Plus tard, Thomas a envoyé une lettre.
Pas un message.
Une vraie lettre, avec une enveloppe et son écriture serrée.
Il disait qu’il regrettait.
Il disait qu’il avait eu peur pour l’avenir de Manon, pour le restaurant de Michel, pour l’argent, pour tout ce qui s’écroulait autour de lui.
Il disait qu’il avait confondu urgence et droit.
Jeanne a lu la lettre jusqu’au bout.
Puis elle l’a pliée et l’a remise dans l’enveloppe.
« Ce n’est pas encore une excuse », a-t-elle dit.
Elle avait raison.
Regretter les conséquences n’est pas la même chose que comprendre la faute.
Elle n’a pas répondu tout de suite.
Elle a attendu plusieurs jours.
Puis elle lui a écrit une phrase, une seule.
Tu pourras me reparler quand tu seras capable de me demander pardon sans me demander autre chose dans la même conversation.
Je n’ai jamais été plus fier d’elle.
Le restaurant de Michel n’a pas été sauvé par notre maison.
Ce n’était pas à notre maison de le sauver.
Manon a fini par appeler Jeanne, un soir, pour dire qu’elle aurait dû intervenir quand Thomas avait bloqué le passage.
Jeanne l’a écoutée.
Elle ne l’a pas consolée.
Elle ne l’a pas insultée non plus.
Elle a simplement dit : « Oui.

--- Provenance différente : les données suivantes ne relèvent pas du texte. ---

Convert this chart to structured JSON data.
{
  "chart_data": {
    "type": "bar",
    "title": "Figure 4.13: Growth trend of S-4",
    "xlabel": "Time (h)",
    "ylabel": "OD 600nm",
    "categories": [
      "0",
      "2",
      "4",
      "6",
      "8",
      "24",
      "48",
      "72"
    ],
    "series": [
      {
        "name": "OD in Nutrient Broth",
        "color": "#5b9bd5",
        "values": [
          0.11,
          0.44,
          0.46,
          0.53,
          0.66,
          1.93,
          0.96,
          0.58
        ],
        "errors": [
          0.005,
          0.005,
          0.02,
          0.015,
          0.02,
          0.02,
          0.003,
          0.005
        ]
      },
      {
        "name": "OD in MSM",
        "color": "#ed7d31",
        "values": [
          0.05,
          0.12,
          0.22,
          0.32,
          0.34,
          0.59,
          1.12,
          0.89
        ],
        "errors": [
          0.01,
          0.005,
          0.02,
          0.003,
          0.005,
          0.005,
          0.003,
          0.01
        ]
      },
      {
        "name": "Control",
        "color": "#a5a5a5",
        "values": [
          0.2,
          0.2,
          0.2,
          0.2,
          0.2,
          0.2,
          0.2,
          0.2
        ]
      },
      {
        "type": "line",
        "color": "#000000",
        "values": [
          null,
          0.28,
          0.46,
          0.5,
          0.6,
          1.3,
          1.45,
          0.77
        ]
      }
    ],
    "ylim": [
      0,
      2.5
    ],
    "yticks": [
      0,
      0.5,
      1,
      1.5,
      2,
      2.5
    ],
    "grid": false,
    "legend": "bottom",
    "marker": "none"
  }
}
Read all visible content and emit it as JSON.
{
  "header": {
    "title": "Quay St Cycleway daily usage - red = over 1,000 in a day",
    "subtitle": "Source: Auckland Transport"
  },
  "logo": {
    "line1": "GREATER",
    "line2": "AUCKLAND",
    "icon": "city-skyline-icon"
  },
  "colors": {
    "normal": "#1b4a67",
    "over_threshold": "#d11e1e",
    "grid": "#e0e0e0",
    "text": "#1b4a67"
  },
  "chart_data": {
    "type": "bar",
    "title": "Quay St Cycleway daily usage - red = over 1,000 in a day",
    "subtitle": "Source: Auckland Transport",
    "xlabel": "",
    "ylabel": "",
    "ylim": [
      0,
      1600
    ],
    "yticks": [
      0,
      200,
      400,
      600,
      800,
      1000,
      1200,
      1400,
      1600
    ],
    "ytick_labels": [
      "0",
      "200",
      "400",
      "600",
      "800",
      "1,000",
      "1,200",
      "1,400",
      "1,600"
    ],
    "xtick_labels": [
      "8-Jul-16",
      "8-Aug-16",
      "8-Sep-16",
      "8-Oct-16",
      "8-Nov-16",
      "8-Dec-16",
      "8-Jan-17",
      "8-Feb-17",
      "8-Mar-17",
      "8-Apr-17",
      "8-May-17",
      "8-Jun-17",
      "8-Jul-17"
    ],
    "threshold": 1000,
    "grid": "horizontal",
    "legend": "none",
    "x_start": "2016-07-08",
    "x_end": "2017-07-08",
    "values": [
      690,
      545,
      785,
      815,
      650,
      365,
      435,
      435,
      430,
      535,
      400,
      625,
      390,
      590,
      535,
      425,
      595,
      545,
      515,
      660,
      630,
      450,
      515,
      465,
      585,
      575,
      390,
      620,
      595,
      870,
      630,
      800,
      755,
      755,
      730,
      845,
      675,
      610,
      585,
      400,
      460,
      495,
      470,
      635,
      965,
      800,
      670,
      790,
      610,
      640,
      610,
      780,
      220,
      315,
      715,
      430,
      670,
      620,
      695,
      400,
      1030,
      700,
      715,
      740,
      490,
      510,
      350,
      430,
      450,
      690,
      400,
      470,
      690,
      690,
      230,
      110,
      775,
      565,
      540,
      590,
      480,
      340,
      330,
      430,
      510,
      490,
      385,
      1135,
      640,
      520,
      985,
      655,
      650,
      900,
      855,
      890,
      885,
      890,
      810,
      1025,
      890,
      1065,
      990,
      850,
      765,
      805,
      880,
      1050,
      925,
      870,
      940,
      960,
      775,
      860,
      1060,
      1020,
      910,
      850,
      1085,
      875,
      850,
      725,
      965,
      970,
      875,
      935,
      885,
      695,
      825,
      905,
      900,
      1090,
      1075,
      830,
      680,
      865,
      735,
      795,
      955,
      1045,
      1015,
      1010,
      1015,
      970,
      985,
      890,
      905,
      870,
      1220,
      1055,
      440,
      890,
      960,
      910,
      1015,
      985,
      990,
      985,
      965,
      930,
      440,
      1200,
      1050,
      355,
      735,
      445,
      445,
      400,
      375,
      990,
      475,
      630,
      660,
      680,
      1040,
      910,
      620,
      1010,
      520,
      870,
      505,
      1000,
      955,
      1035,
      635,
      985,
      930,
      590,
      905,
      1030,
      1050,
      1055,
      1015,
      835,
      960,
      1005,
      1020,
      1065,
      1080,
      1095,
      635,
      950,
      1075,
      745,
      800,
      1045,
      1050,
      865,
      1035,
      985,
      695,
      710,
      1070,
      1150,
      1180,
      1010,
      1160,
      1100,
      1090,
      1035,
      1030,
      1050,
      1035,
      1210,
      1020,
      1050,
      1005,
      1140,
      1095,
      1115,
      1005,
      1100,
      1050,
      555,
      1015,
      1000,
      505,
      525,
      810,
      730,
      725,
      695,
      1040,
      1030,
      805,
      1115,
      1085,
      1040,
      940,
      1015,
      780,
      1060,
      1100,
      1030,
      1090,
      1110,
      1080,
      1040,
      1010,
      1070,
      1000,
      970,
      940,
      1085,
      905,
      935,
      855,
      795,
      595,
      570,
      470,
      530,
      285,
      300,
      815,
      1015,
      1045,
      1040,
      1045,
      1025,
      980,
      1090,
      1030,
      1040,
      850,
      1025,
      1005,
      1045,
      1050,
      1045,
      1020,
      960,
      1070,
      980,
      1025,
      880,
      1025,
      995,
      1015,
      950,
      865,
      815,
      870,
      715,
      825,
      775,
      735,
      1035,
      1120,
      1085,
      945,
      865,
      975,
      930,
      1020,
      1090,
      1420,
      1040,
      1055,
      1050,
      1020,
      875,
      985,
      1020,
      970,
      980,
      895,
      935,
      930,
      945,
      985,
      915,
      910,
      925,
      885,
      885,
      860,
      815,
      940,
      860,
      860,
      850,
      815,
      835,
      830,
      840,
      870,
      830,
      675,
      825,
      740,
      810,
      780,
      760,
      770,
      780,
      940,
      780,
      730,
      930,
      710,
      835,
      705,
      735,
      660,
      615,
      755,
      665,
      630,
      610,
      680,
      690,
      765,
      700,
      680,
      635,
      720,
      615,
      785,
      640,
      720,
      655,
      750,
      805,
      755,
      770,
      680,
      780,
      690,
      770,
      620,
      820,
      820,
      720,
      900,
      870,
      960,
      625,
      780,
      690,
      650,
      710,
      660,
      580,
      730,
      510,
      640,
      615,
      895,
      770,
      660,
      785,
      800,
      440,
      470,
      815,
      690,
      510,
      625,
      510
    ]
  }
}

Tu aurais dû. »
Puis elle a raccroché.
C’était peut-être dur.
C’était surtout juste.
Aujourd’hui, la petite maison est toujours à son nom.
Le dossier de notaire n’a jamais servi à ce qu’ils voulaient.
Les photos sont conservées.
Le certificat aussi.
Pas parce que Jeanne veut vivre dans la vengeance.
Parce qu’elle a appris que protéger sa paix demande parfois de garder des preuves là où, avant, elle aurait gardé seulement des souvenirs.
Thomas n’est pas revenu à table depuis.
Un jour, peut-être, il reviendra autrement.
Pas avec un dossier.
Pas avec une urgence.
Pas avec la bouche pleine de grands mots sur la famille.
Avec des excuses propres.
Avec les mains vides.
Ce vendredi-là, je pensais rentrer avec une bouteille de rouge et des biscuits aux amandes.
Je suis rentré deux jours plus tôt que prévu, et j’ai trouvé ma femme par terre dans notre salon.
Pendant longtemps, j’ai regretté de ne pas être arrivé dix minutes avant.
Puis Jeanne m’a dit quelque chose que je n’ai jamais oublié.
« Tu es arrivé avant ma signature. »
Et parfois, dans une vie, c’est la seule avance qui suffit à sauver tout ce qui compte.